Postoperative hearing and speech rehabilitation programs are of utmost importance for all patients who get cochlear implants. With these programs, patients with cochlear anomalies can also develop their auditory performance at a level observed in patients with normal inner ear anatomy [13,14]. Current studies indicate that early implantation is necessary to gain better communication skills in bilateral total hearing loss. [15] Özdemir et al [16] found that there was a negative correlation between age at the time of operation and development of auditory performance: test scores have increased more rapidly in the small age group. Kim et al [17] have observed that cochlear implantation is beneficial for patients with inner ear malformations and that there was a slight delay in auditory skills in the early post-implantation period compared to normal inner ear anatomic patients. In addition, recent studies also have shown that patients with EVA and patients with normal inner ear anatomy have similar auditory performance [15]. Our study are in line with this, EVA patients show better perception skills.

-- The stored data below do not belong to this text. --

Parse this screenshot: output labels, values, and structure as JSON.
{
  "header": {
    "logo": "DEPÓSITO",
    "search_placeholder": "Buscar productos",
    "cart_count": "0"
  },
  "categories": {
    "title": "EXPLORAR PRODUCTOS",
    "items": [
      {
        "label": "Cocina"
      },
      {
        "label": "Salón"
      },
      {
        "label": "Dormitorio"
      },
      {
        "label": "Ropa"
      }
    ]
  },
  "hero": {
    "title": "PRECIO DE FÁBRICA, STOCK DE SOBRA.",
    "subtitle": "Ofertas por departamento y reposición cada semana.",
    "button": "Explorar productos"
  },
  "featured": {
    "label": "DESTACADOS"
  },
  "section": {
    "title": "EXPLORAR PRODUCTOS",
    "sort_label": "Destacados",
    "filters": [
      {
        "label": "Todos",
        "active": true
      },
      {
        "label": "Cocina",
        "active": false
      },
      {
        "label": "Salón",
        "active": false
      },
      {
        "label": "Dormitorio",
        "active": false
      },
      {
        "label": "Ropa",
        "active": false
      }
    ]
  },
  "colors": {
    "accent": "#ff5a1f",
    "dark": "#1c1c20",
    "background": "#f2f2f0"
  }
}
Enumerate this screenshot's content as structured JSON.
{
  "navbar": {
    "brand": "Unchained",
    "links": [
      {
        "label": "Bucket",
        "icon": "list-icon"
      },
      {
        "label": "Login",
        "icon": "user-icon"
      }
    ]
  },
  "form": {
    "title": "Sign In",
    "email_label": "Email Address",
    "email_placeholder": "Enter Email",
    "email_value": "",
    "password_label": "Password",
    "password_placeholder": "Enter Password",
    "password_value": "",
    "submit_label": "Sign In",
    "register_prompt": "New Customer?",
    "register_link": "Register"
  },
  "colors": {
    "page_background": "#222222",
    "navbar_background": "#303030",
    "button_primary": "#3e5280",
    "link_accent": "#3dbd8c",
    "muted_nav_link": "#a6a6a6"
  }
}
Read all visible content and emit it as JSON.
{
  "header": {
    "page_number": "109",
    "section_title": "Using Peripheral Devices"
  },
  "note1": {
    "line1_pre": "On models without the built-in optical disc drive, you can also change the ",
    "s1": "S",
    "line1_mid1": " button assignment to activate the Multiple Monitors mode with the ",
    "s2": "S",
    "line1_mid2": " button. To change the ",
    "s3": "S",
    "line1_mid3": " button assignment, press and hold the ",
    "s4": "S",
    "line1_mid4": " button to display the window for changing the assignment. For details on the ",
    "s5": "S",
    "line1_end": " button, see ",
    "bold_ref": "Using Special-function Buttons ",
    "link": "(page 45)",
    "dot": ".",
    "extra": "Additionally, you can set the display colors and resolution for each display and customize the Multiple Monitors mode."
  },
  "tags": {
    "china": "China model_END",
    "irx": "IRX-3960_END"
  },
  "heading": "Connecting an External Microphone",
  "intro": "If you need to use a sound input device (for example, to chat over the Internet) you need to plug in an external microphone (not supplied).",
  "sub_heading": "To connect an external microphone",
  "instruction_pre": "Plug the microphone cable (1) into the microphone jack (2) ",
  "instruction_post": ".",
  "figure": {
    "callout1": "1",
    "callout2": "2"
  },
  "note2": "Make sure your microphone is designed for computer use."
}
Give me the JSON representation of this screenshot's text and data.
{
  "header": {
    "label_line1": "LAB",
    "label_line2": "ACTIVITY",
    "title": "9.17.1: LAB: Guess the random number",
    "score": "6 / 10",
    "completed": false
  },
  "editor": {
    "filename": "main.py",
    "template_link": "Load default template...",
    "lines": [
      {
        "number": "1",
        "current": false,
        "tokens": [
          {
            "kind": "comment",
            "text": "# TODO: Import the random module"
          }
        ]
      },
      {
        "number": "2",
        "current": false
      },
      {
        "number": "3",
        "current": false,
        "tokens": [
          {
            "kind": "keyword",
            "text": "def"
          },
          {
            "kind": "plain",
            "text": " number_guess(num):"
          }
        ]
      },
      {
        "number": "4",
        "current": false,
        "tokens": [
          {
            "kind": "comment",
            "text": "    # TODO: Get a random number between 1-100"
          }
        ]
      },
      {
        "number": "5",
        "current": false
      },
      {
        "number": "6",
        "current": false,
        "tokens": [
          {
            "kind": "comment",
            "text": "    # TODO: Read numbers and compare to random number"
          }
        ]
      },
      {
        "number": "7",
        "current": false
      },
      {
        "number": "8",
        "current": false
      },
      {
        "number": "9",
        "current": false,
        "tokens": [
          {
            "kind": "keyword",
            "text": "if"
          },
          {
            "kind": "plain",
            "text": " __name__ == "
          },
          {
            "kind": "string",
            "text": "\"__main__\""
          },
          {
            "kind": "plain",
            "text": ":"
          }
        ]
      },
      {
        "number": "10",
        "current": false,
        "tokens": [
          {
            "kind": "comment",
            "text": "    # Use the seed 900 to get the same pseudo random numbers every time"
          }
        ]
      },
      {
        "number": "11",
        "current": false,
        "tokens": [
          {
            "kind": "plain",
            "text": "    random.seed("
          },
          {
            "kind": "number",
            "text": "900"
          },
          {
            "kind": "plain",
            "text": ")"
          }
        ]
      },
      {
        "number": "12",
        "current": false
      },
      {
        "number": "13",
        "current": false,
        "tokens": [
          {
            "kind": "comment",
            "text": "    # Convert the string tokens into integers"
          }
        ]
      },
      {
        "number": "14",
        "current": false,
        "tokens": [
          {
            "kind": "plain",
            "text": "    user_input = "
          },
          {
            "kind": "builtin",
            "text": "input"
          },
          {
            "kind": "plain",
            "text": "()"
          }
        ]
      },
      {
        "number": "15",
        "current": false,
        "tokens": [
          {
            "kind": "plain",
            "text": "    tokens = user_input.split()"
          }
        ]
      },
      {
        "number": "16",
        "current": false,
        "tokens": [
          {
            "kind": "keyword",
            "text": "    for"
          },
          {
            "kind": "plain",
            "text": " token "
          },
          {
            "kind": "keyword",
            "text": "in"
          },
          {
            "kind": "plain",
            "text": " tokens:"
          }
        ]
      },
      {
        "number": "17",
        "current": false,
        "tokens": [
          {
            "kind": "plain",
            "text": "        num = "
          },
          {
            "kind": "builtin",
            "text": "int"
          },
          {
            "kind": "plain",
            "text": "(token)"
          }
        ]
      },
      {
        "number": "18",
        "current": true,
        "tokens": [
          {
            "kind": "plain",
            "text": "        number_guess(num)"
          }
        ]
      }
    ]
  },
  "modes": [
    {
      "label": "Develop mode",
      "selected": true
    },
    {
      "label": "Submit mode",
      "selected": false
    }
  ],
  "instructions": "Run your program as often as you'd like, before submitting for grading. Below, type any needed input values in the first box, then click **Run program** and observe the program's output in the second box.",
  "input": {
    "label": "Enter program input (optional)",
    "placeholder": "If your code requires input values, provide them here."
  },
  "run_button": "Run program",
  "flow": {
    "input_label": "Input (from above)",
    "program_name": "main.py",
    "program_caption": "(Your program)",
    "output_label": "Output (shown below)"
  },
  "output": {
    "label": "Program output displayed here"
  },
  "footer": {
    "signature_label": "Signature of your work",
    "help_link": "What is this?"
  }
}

Although most IEM patients fare well in speech perception 2–3 years after implantation, IEMs such as common cavity deformity or severe cochlear hypoplasia that disrupt cochlear architecture or cochlear nerve formation have limited improvement and tend to perform much worse in all speech perception tests [17,18]. Patients with milder forms of cochlear hypoplasia tend to perform better. Many studies suggest that earlier age of implantation resulted in better performance on open-set word speech perception tests [12].
We did not find severe inner ear malformations like common cavity, which may explain the excellent results presented above concerning speech perception and speech production.
The following conditions should be taken into account to avoid mortal complications such as meningitis: informing the patient’s relatives about all details and risks of the operation, interpreting radiological images carefully, vaccination before the operation, facial monitoring in the course of operation, close follow-up for rhinorrhea in the postoperative period.
Conclusion
There are certain challenges in the management of IEMs: 1. Cerebrospinal fluid gusher and risk for meningitis 2. Facial nerve anomalies 3. Decision making for the surgical approach and the type of electrode. As a result, auditory outcomes of cochlear implantation in patients with inner ear malformations can reach that of CI patients without inner ear anomalies in time. However, it should be known that the facial nerve anomalies and the risk of meningitis are higher in patients with inner ear malformations compared to CI patients without inner ear malformations.